Gazetecilerin somut adım atılması konusundaki beklentileri ve İmralı'ya yeni ziyaret olup olmadığı konusunda ise Hatimoğulları, "Öcalan'ın yaptığı çağrının hayat bulabilmesi için kendisinin çok daha aktif görev üstlenmesi gerektiğini kendi ifade etti. Kendi örgütüne yaptığı fesih çağrısının yaşam bulabilmesi ve kongrelerini toplayabilmeleri, kendisinin diyalog kurabilecek zeminin güçlenmesi ve görüşme kanallarının güçlü bir biçimde açılması gerekiyor.

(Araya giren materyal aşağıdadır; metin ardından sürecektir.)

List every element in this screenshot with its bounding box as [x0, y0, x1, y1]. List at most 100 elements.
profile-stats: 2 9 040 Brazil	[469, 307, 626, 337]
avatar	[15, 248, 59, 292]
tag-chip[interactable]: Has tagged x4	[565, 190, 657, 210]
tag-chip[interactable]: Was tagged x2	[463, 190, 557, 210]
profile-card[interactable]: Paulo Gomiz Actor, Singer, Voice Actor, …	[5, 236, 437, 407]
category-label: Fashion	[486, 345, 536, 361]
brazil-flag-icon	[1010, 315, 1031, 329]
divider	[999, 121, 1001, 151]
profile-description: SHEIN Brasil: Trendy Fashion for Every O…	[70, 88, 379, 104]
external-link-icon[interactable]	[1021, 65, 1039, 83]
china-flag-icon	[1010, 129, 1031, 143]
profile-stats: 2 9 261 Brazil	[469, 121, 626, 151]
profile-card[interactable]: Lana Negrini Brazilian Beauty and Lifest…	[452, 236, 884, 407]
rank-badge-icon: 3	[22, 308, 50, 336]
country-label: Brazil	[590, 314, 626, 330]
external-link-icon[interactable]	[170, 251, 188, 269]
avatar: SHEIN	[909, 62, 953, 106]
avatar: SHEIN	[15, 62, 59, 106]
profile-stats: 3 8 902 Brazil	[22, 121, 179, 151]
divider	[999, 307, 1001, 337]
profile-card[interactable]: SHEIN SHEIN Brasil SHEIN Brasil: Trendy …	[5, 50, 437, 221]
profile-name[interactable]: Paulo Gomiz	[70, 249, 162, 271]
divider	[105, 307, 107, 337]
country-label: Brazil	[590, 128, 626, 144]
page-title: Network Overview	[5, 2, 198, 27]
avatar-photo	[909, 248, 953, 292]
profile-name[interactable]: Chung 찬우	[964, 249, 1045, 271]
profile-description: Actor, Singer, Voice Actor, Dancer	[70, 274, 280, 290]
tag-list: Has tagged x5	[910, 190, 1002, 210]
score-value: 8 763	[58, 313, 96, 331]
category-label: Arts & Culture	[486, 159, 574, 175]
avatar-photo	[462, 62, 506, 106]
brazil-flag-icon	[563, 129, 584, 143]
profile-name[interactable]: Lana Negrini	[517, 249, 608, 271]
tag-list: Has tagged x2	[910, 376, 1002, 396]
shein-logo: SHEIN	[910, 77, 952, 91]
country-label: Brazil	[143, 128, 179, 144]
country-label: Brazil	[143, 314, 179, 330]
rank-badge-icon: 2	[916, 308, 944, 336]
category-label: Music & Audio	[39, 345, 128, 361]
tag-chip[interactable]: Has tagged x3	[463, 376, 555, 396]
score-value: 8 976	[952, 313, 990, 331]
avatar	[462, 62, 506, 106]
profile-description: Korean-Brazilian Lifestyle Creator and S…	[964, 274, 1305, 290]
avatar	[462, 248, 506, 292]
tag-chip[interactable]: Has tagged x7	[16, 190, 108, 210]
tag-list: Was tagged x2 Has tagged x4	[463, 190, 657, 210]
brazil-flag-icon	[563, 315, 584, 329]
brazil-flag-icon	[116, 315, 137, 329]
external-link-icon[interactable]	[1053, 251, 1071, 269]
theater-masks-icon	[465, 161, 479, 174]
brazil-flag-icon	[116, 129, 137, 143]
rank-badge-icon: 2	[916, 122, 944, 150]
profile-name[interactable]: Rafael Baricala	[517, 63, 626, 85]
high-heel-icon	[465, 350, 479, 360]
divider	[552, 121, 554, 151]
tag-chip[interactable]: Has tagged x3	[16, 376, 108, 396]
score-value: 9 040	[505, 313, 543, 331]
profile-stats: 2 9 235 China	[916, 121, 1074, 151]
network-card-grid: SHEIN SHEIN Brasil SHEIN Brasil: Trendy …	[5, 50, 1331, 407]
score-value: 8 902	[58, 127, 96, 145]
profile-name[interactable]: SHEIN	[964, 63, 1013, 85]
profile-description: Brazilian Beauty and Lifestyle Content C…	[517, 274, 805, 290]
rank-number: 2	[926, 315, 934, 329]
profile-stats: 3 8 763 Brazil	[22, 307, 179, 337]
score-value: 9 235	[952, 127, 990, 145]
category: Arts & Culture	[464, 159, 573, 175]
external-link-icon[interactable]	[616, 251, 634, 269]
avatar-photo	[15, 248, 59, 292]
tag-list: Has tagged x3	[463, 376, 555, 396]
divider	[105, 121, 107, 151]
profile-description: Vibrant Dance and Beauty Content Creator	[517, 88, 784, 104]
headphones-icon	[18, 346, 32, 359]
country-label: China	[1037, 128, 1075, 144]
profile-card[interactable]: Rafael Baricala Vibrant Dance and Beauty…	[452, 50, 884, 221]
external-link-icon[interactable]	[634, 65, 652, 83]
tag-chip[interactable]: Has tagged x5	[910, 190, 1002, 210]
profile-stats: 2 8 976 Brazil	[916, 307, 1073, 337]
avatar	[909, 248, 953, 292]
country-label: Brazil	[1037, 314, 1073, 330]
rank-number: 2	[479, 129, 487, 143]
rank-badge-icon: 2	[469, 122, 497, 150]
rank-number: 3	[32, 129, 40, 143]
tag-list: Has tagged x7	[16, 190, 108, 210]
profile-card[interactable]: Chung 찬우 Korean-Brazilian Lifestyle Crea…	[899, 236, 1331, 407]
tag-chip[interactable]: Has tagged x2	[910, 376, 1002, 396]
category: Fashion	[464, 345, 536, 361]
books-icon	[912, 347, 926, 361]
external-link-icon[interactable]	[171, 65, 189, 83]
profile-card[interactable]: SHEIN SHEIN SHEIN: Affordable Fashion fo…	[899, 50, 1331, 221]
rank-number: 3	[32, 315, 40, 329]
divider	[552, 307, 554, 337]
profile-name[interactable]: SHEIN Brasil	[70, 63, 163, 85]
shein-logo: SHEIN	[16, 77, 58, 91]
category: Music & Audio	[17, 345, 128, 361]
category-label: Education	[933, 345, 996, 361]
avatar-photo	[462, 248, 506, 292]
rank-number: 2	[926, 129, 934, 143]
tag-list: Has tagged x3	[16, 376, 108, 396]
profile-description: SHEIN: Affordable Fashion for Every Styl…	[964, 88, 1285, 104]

Sadece heyet değil, bu sürece katkı verebilecek bütün kesimlerin İmralı'ya gidip gelebileceği koşulların oluşması önemli. Dolayısıyla Öcalan'ın çalışma koşullarının düzenlenmesi çok önemlidir. Heyetin gitmesini bekliyoruz, henüz planlanmış bir şey yok ama heyetin de gitmesi gerekiyor. Bahsettiğim, Öcalan'ın diyalog kurmak istediği bütün kesimler için Ada'nın kapılarının açılması gerekiyor" diye konuştu.
DEM Parti heyetinin ikinci durağı, Saadet Partisi oldu. DEM Parti heyeti, Saadet Partisi Genel Başkanı Mahmut Arıkan’ın yanı sıra Siyasi İşler Başkanı Mesut Doğan, Dış İlişkiler Başkanı Mustafa Kaya, Kadın Kolları Başkanı Nurgül Beytiye Ekinci ve Meclis Grup Başkanvekili Bülent Kaya tarafından kapıda karşılandı.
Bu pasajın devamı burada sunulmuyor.